If your service-drive volume dips slightly this week because of Fourth of July, don’t fret. Those ROs might jump noticeably next week and beyond.

And rental cars currently in service might be getting quite a holiday workout, too.

AAA projected 70.9 million travelers will head 50 miles or more from home during the Independence Day holiday travel period, which is defined as the nine-day period from June 29 to July 7.

Historically, AAA pointed out, the Independence Day holiday period included only one weekend. This is the first year the Independence Day holiday travel period is a longer timeframe with two weekends included.

As a result, analysts said this year’s projected number of travelers for that stretch is expected to increase 5% compared to 2023 and 8% above 2019.

“With summer vacations in full swing and the flexibility of remote work, more Americans are taking extended trips around Independence Day,” said Paula Twidale, senior vice president of AAA Travel. “We anticipate this July 4th week will be the busiest ever with an additional 5.7 million people traveling compared to 2019.”

AAA forecasted a record 60.6 million people will travel by car over Independence Day week — that’s an additional 2.8 million travelers compared to last year.

This year’s prediction also surpassed 2019 when 55.3 million people traveled by car over July 4th week.

Furthermore, AAA car rental partner Hertz said Dallas, Denver, Salt Lake City, Los Angeles and San Francisco are the cities displaying the highest rental demand during the holiday week. The busiest pick-up days were projected to be last Friday and Saturday along with the day before Fourth of July.

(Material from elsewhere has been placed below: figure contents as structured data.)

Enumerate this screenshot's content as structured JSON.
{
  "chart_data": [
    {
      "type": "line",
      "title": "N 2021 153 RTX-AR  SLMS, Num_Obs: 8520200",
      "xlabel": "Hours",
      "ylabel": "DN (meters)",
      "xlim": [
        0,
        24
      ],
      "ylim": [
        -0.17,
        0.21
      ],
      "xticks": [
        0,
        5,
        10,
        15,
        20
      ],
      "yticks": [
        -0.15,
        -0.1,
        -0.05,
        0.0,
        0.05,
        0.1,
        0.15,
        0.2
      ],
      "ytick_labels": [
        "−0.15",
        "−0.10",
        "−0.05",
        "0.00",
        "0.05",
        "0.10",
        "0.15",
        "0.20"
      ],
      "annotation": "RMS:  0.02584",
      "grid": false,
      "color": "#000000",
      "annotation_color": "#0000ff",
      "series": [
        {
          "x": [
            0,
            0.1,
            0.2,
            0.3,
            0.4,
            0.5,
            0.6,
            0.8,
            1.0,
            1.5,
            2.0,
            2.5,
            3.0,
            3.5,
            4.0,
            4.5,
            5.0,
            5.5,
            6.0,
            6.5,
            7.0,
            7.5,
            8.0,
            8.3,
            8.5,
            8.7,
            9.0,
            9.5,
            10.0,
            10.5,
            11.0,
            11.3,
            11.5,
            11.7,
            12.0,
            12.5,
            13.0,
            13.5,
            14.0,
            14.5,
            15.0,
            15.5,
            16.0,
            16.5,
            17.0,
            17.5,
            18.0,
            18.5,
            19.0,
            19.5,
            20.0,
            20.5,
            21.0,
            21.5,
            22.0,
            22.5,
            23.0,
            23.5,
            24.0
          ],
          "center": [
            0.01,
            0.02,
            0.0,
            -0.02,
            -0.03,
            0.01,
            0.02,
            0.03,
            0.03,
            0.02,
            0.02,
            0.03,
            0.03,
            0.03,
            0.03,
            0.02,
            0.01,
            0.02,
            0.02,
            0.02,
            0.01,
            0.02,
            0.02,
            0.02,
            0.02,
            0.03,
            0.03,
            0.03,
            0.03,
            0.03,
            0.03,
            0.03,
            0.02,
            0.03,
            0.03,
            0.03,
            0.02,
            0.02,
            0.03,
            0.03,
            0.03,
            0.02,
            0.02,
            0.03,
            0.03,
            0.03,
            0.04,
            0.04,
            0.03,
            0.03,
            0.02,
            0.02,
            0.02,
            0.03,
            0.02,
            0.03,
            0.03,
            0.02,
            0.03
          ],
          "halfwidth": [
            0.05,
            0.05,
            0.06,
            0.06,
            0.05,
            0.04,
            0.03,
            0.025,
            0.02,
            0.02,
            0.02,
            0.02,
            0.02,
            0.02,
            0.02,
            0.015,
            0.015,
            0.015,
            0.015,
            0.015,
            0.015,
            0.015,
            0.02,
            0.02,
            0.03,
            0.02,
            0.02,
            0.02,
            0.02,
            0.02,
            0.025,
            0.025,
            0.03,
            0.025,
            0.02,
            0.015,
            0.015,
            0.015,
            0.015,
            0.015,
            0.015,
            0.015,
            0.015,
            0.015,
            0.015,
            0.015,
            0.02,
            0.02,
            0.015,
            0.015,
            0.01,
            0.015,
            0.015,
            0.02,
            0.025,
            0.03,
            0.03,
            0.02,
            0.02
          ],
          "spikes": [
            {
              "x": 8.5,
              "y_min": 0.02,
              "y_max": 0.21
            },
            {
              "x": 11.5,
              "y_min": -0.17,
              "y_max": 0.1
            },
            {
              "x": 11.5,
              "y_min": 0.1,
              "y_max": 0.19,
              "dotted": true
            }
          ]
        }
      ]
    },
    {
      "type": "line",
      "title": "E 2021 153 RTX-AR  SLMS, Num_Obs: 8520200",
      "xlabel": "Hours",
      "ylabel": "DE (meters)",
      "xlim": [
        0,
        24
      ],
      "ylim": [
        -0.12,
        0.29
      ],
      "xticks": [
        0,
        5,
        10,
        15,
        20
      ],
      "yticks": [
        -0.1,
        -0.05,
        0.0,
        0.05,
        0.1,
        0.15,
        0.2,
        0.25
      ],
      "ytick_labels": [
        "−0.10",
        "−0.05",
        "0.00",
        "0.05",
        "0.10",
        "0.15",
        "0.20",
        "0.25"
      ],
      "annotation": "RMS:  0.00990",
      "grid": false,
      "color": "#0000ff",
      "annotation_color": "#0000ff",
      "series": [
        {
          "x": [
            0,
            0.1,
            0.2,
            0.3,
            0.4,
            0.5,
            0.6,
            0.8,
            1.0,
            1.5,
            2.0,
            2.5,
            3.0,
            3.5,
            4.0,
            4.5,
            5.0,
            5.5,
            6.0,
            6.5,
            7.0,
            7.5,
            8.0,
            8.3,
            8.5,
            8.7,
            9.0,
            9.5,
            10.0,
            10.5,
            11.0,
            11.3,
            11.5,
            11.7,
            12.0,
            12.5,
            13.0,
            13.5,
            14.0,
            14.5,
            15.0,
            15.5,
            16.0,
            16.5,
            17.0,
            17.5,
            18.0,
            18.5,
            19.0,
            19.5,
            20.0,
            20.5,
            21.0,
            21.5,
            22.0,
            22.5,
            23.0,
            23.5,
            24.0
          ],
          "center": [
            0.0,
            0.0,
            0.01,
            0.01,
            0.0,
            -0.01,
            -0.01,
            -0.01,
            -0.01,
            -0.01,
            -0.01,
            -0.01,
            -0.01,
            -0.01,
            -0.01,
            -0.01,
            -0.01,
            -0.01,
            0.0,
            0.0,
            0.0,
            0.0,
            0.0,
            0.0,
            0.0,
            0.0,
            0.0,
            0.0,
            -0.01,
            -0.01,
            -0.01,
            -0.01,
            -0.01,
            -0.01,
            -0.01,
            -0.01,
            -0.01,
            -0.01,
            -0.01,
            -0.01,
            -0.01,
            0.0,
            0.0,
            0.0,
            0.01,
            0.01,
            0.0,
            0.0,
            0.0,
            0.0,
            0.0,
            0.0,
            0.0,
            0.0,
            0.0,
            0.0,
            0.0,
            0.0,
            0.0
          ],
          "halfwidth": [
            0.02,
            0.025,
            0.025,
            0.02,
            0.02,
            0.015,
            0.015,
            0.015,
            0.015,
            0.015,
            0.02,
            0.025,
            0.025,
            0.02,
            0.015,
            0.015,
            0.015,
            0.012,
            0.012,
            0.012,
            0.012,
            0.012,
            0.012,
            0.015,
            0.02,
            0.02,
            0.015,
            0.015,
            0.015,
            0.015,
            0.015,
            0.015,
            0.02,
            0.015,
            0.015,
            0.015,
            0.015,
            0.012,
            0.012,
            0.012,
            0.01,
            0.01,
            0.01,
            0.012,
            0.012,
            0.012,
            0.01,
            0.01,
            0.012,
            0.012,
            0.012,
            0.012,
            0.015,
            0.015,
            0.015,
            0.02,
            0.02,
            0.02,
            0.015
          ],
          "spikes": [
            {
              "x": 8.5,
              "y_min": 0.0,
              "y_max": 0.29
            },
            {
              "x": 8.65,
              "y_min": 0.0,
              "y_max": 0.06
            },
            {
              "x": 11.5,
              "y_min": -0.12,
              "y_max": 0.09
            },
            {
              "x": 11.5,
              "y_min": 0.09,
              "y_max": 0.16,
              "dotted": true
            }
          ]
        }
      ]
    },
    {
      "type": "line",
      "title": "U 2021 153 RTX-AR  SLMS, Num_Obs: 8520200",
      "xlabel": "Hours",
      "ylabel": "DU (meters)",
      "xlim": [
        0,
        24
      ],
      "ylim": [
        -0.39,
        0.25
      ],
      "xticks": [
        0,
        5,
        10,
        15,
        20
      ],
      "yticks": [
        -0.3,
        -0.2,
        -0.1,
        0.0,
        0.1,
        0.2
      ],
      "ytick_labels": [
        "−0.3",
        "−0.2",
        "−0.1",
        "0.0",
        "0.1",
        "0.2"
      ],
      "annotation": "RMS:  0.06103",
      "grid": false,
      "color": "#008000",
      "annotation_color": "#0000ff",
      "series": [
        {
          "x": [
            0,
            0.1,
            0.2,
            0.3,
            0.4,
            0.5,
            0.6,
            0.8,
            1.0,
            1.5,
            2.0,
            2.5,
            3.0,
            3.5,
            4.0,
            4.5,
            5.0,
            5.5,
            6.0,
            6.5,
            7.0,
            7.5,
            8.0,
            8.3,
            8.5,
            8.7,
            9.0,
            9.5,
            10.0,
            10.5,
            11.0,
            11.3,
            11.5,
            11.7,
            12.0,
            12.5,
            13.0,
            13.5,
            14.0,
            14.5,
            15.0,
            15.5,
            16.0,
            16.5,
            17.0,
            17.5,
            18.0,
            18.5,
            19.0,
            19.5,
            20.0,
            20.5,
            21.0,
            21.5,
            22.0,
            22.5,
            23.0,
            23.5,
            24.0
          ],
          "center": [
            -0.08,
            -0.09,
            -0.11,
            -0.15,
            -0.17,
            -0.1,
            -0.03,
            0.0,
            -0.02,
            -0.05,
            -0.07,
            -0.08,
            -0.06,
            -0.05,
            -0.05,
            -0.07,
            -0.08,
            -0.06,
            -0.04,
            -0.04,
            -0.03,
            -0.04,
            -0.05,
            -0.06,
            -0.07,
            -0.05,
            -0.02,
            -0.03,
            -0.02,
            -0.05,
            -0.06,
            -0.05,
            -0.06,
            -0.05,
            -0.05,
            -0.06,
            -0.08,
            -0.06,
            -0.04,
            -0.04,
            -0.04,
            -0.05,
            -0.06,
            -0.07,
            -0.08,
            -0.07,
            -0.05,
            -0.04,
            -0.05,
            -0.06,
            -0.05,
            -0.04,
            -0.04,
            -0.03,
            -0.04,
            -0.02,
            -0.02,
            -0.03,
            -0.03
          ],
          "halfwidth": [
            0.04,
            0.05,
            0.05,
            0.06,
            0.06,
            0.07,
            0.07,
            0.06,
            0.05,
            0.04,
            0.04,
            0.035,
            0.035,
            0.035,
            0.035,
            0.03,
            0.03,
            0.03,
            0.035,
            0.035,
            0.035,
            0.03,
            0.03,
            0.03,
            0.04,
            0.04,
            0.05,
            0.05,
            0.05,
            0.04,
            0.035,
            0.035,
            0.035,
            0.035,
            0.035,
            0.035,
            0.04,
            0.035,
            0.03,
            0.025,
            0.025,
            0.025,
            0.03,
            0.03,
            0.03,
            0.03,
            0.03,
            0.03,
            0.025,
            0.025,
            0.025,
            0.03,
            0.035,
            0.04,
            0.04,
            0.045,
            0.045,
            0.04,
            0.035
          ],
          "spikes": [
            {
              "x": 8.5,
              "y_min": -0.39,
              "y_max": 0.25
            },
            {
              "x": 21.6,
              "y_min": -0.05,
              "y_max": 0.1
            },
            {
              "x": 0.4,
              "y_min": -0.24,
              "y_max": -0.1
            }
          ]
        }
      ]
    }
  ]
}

AAA also mentioned gas prices are lower than last year when the national average was $3.53.

“Pump prices will likely continue going down leading up to Independence Day,” AAA said. “At that point, they will likely level off and remain relatively stable until after Labor Day, similar to last year.

“An important caveat is hurricane season — underway now — which could affect gas prices should a storm negatively impact Gulf Coast oil production and refining centers,” AAA continued.

With consumers expecting to get plenty of windshield time getting to family and friends gatherings, fireworks shows and more, the activity behind the wheel might fuel the recent projections from the Auto Care Association.

The association recently reported that total U.S. light duty aftermarket sales grew by 8.6% in 2023 to $392 billion — surpassing the previous year’s projections of 8.1%.

The organization added that light vehicle growth in 2024 is expected to be at a “robust” 5.9%, with the total light-, medium- and heavy-duty automotive aftermarket now expected to become a $617.3 billion industry by 2027.